Strides carried her from the kitchen. He assumed she meant to retrieve a broom, but, waiting, he realized she wouldn’t.
When he grabbed the broom himself, he saw their bedroom door closed.
The next moment, he found himself, hands and knees, plucking pieces of glass from the wine spill, the broom nearby, watching him. When he put his palm on a fragment, he felt the alert and lifted up immediately.
The pain reached his brain and still the blood flowed from the cut as from someone else. He sat back, disgusted, unconcerned he might be sitting in his own spill.
And then tears. What didn’t trouble him: the wine glass—it’d been a wedding gift and they’d been married 25 years, the mess—he’d made bigger messes and, no matter what his state of mind, had erased them, the kitchen—it’d seen greater debacles, greater tragedy.

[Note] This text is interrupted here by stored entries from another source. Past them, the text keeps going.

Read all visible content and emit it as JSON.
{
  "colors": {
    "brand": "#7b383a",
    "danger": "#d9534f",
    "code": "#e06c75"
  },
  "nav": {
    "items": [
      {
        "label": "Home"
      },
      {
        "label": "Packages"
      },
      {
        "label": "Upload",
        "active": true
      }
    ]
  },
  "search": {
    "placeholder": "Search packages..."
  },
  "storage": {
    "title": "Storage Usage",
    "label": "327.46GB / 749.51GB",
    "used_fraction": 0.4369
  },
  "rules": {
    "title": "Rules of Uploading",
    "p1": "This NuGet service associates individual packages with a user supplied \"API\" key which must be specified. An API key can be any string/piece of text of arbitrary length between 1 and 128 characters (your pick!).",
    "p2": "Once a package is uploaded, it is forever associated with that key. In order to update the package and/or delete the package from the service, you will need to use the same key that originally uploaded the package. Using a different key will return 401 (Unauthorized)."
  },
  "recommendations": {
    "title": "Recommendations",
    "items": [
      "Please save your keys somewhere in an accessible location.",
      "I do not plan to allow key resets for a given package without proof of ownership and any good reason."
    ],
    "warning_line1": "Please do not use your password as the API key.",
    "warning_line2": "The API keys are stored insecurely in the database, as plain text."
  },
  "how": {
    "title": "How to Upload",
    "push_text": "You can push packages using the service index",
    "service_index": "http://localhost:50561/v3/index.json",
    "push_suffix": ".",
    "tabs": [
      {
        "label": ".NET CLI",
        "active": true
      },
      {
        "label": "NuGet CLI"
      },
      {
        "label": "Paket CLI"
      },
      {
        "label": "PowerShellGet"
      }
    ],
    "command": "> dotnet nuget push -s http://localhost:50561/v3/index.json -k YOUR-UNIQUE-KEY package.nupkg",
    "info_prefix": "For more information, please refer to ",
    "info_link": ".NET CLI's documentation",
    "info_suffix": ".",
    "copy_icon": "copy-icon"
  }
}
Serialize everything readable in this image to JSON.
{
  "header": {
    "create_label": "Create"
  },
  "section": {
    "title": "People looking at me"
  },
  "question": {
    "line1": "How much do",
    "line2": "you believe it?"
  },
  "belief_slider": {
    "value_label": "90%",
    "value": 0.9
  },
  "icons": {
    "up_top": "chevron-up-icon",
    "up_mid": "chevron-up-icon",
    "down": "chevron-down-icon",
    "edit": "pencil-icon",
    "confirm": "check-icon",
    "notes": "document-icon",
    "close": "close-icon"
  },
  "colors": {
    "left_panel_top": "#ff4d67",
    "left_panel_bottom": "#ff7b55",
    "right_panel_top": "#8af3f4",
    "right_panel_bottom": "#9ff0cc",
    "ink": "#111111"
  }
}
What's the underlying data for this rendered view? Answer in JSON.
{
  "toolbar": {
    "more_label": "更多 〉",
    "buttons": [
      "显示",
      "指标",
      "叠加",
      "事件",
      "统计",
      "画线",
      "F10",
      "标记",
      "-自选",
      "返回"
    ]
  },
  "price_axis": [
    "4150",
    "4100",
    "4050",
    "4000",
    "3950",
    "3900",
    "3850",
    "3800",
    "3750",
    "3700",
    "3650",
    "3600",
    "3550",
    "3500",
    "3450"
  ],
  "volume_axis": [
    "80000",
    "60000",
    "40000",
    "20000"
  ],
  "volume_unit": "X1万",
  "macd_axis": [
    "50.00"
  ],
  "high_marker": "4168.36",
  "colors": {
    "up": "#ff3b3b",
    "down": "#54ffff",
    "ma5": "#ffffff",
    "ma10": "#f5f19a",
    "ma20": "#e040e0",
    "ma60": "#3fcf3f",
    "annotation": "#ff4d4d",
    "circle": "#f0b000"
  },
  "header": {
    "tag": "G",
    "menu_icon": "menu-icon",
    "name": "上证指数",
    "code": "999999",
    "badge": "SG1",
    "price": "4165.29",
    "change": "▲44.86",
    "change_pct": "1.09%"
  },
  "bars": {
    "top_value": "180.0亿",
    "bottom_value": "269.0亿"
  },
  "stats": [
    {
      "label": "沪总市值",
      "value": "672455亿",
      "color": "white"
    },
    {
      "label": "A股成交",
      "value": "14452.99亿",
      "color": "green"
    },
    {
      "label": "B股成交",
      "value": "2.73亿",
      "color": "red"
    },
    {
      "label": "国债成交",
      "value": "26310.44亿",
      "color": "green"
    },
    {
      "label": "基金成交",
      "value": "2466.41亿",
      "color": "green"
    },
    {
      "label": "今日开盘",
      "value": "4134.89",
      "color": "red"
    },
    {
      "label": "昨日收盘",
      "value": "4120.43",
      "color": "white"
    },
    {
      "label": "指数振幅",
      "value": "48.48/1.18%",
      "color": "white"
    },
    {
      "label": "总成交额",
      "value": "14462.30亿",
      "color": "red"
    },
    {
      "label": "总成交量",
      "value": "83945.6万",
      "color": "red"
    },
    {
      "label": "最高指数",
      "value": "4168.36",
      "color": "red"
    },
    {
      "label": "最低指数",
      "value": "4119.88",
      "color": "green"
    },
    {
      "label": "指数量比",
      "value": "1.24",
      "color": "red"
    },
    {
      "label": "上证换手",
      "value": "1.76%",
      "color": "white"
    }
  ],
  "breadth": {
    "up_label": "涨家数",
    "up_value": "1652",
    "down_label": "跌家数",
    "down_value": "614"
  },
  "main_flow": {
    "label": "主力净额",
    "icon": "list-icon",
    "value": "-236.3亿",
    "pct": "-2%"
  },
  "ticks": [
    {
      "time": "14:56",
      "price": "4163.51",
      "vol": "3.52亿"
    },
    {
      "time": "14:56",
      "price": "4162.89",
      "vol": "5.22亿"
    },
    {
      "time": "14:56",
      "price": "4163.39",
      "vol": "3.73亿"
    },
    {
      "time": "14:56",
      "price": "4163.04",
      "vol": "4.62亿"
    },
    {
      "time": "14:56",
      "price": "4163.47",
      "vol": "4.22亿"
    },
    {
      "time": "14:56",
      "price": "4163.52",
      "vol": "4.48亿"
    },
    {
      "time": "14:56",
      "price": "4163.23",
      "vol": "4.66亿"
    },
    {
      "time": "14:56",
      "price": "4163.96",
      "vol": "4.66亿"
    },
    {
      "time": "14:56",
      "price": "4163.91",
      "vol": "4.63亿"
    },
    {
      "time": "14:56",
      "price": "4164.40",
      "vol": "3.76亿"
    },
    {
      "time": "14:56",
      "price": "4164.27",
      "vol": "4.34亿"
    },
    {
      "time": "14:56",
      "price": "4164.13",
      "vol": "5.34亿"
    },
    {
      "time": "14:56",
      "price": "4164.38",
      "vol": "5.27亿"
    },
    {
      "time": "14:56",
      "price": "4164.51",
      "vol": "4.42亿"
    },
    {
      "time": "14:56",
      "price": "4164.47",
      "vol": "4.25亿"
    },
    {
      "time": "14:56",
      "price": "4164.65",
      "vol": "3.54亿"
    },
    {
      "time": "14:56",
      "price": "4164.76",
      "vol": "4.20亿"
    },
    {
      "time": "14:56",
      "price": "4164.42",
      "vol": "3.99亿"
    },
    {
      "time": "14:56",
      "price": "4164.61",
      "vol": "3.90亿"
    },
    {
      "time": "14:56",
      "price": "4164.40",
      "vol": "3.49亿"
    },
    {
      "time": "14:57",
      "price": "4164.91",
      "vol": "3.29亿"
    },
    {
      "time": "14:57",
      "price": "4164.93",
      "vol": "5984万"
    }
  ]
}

He wasn’t quite sure why he wept. Lately emotion came from hidden places, great streams from untraceable springs, but no bounty. He found so little to be happy about. He didn’t know himself.
She might be crying back in their bedroom, and he’d have to say he was sorry again for something that meant little but stood for more. She’d told him. He’d known how little room he had for mistakes. She’d told him.
And still the moment spun.
“I’m well aware—“
“’Well aware?’ Professorial bullshit! And what are you aware of, exactly?”
“I’m only trying to explain—“
“You mean you’re only trying to excuse… professor—“
He threw the glass—not hard, but he knew he did—and didn’t properly remember it. He returned to being fourteen, the fist thrown from oblivion, words spit like poison he couldn’t swallow. Once, in college, he’d discovered his hand covered in blood and hadn’t known if it was his. Once, after that, he’d opened his eyes to bodies towering over him, his jaw an ache.
Blood dropped in tears from the cut on his palm and still he collected the glass, piling pieces to create what order he could. He staggered from his knees and surveyed the scene.
“After I clean this up and she’s realized…” he told himself, “I’ll knock on the door. I’ll apologize again.”